Leading the way – Pope Francis and social justice
The Topic Venn tool can be used in various ways to help our analysis. As well as by contrasting topics and global developments, we can also view which topics are tagged together. Looking at economic inequality articles, we can see that 227 of the total 465 summaries include the keyword leadership.
This overlap alludes to a key fact in the question of religion and social justice: the role of leadership. If we use the & button, we can narrow down our results to summaries which use both the economic inequality and leadership tags, giving us the 227 results.
We can now use another tool, the word cloud, to help us better analyse these results. As we see in the screenshot below, one individual is mentioned regularly in our results – Pope Francis.
If we then look at our economic inequality articles, we can add Pope Francis to the ‘entities’ search filter, giving us 40 articles. These articles are published in a variety of languages, including Spanish, Italian, and Dutch, and demonstrate the consistent position that Pope Francis has taken over the years on the question of poverty.
Equally, when we combine Pope Francis with the term wealth distribution, we get a return of 33 summaries. These include coverage of Pope Francis’ speeches in which he condemns the “lust for money and power” which causes inequality in the world and calls for vaccination to be extended to all people.

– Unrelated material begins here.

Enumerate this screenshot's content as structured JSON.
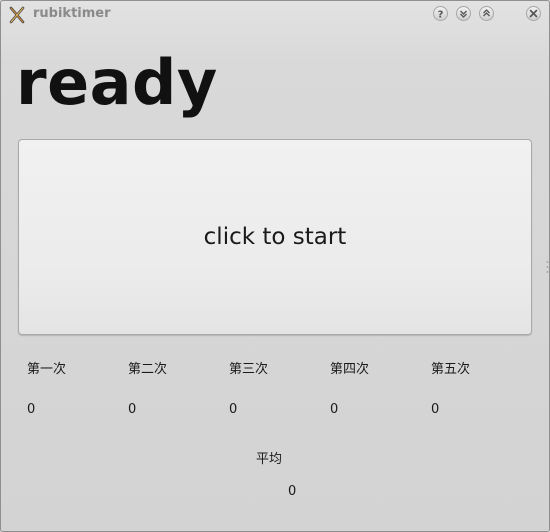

As is clear, the dashboard allows us to find information from across Europe that can add evidence to our ideas about religion. Upon becoming pope in 2013, it was expected that Francis would be an advocate of social justice and would put a greater focus on the issues of poverty. By using the dashboard, we can support this contention, tracking the development of the issue over a number of years.
Churches and the cost of living
As well as allowing us to isolate news relating to individuals or institutions, the dashboard permits us to see how topics rise and fall in relevance over different time periods. In terms of the question of social justice, the dashboard helps us to understand how churches have responded to the cost of living crisis in Europe.
We can see that following both the pandemic and the war in Ukraine, the question of economic inequality became more relevant for European religions during the winter of 2022.
As covered by articles published by EARS at the time, and relying on dashboard entries, European churches took numerous actions to help those struggling, ranging from policies to help with energy poverty to schemes to help the poorest in society.
These different church schemes help to explain how in October, November, and December 2022 there was a marked increase in summaries referencing economic inequality in the dashboard. In particular, this is evident in December. And if we narrow down our search to just this month, we see that in particular various church figures across Europe used their Christmas messages to highlight the issue of poverty. This ranged from the pope, to a Finnish bishop, the Albanian Orthodox Church, and the head of the Spanish Episcopal Conference.   
An international perspective
Ultimately, the purpose of the EARS dashboard is to aid users in widening their horizons and improve their understanding of religion and society in Europe. As this article has sought to demonstrate, the dashboard equips users with the tools to help make best use of the summaries available. By using our tools, filters, and tags we can escape a focus on individual nations and see how trends emerge across the continent.
Learn more on the EARS dashboard
The EARS dashboard allows you to gain insights into a large number of topics, including abortion. It is a free tool that allows you to make connections like those described above, and to find out about relationships between interesting subjects across Europe. Please visit the dashboard to learn more.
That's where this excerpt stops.